Bignum arithmetic notes / 07

Montgomery arithmetic

Montgomery reduction replaces division by an odd modulus with word-by-word cancellation modulo the radix.

Let \(m\) be odd, \(0<m<B^n\), and \(R=B^n\) with \(\gcd(R,m)=1\). The Montgomery representation of \(x\) is

\[\tilde x=xR\bmod m.\]

A Montgomery multiplication computes

\(\operatorname{MontMul}(\tilde x,\tilde y)=\tilde x\tilde yR^{-1}\bmod m=xyR\bmod m.\) The elliptic-curve series uses this exact contract in its field arithmetic interface: if field elements are stored as \(xR\bmod p\), additions and point formulas must remain representation-preserving.

The REDC identity

Choose

\[m'\equiv -m^{-1}\pmod B.\]

For an input \(T< mR\), REDC repeatedly chooses

\[q_i\equiv T_i m'\pmod B\]

so that the low limb of \(T+q_i mB^i\) becomes zero. After \(n\) steps, the accumulated value is divisible by \(R\).

Low-limb cancellation

At step \(i\), the current low active limb is \(t_i\). Set \(q_i=t_i m'\bmod B\). Since \(m'm\equiv -1\pmod B\),

\[t_i+q_i m_0\equiv t_i(1+m'm)\equiv 0\pmod B.\]

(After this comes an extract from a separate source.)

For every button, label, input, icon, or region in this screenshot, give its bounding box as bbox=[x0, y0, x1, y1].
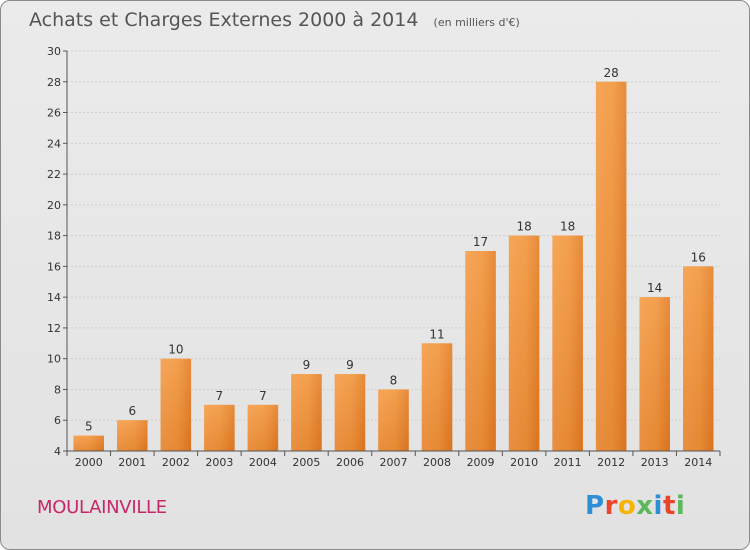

Thus shifting away that limb is exact.

C skeleton

Preconditions for the skeleton: t has at least 2*n + 1 limbs, initially stores \(T<mR\) in its low 2*n limbs, and the extra high limb is zero. The modulus array m has n limbs and is odd. Without the extra limb, the carry propagation past t[i+n] can write out of bounds.

#define BN_MAX_LIMBS 256

void mont_redc(limb_t *r, limb_t *t,
               const limb_t *m, limb_t m0inv, uint32_t n) {
    /* API contract: n <= BN_MAX_LIMBS and t has 2*n + 1 limbs. */
    for (uint32_t i = 0; i < n; i++) {
        limb_t q = t[i] * m0inv; /* low word modulo B */
        for (uint32_t j = 0; j < n; j++) {
            limb_t lo, hi;
            bn_mul_word(q, m[j], &lo, &hi);
            bn_add_word_at(t, 2u*n + 1u, i + j, lo);
            bn_add_word_at(t, 2u*n + 1u, i + j + 1u, hi);
        }
    }
    limb_t high = t[2u*n];        /* under T < mR, high is 0 or 1 */
    limb_t tmp[BN_MAX_LIMBS];
    for (uint32_t i = 0; i < n; i++) r[i] = t[i+n];
    uint32_t borrow = bn_sub_n(tmp, r, m, n);
    bn_cmov(r, tmp, r, n, (uint32_t)high | (borrow ^ 1u));
}

The final canonicalization must also account for the extra high limb t[2*n]. The REDC candidate is below \(2m\), but it can still be at least \(B^n\) when \(m\) is close to \(B^n\). In that case the low n limbs alone may look smaller than m, so the high limb must force selection of the subtracted result.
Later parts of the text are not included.